Opinión

Mentiras de trágica comicidad

Hablar de las mentiras que dice Pedro Sánchez y el denunciar su cinismo se convierte ya en un inservible ejercicio de desahogo conducente a la frustración y a la melancolía, pero es imposible eludir la obligación cuando se presencia un espectáculo tragicómico como el que ayer nos ofreció en su radio de cabecera; que fue como una película del Cantinflas más absurdo, pero con la maldad y la falta de empatía del Humbert Humbert del Lolita de Nabokov y el engolamiento de un payaso augusto.

Todo fue desconsideración y engaño, empezando por la falta de respeto democrático e institucional que supone ir a una entrevista masaje antes de ir a dar explicaciones en el Congreso y después de dar un plantón ilegal, y seguramente punible, al Senado. Porque, si después de estar un mes de vacaciones, se entiende que es una cuestión que no puede esperar a la comparecencia en las Cortes, lo que procedería es una convocatoria a los medios para ofrecer explicaciones y para responder a preguntas abiertas sin límite de tiempo.

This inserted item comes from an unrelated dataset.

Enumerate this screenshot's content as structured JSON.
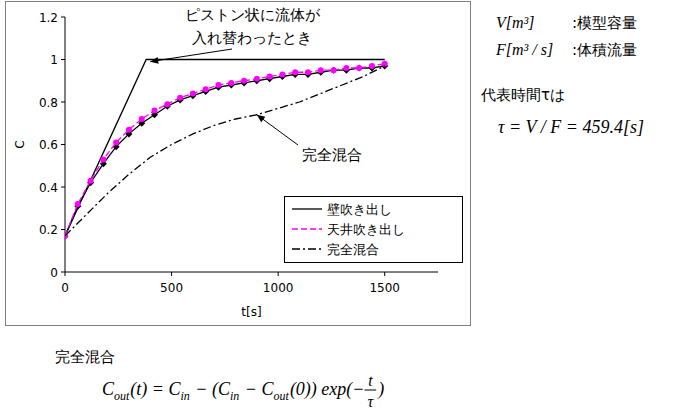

Ya en la primera pregunta, que el entrevistador reformuló en un espejismo de rigor e independencia, Sánchez mostró su infinita capacidad para el embuste zafio largando una mentira, de cariz matemático y de trágica comicidad, con la que marcó el terreno, además de evidenciar que el colaborador que tenía enfrente era de letras. Más o menos fue así la cosa:

Ya no es que no se tomara la molestia de calcular el 10% de los setenta mil, es que al momento dijo que desde el 10 de agosto «han regresado voluntariamente otros 3.222 migrantes» y que desde entonces «no se ha producido entradas significativas». Vamos, que según sus cuentas, prácticamente no queda ningún ilegal en Ceuta y que casi son los ceutíes quienes están escapando a Marruecos.

Vino justo después la exoneración de culpa del país vecino y, al contrario, el agradecimiento por su valiosa e imprescindible cooperación. Ahí alcanzó el punto álgido del cinismo: que no hay ninguna prueba de la participación de Marruecos, que ni el CNI ni ningún servicio de información apuntan a la misma, que la culpa es de la tergiversación de la sentencia y de los bulos…

¡Para llegar a preguntarse retóricamente «en qué beneficia a Marruecos»! El entrevistador dejó en el intento una corrección obvia y no se atrevió a recordarle las palabras del ministro de Justicia marroquí, reconociendo que el régimen alauí no hace nada cuando miles de marroquíes se dirigen a Ceuta para reclamar la soberanía de las plazas africanas.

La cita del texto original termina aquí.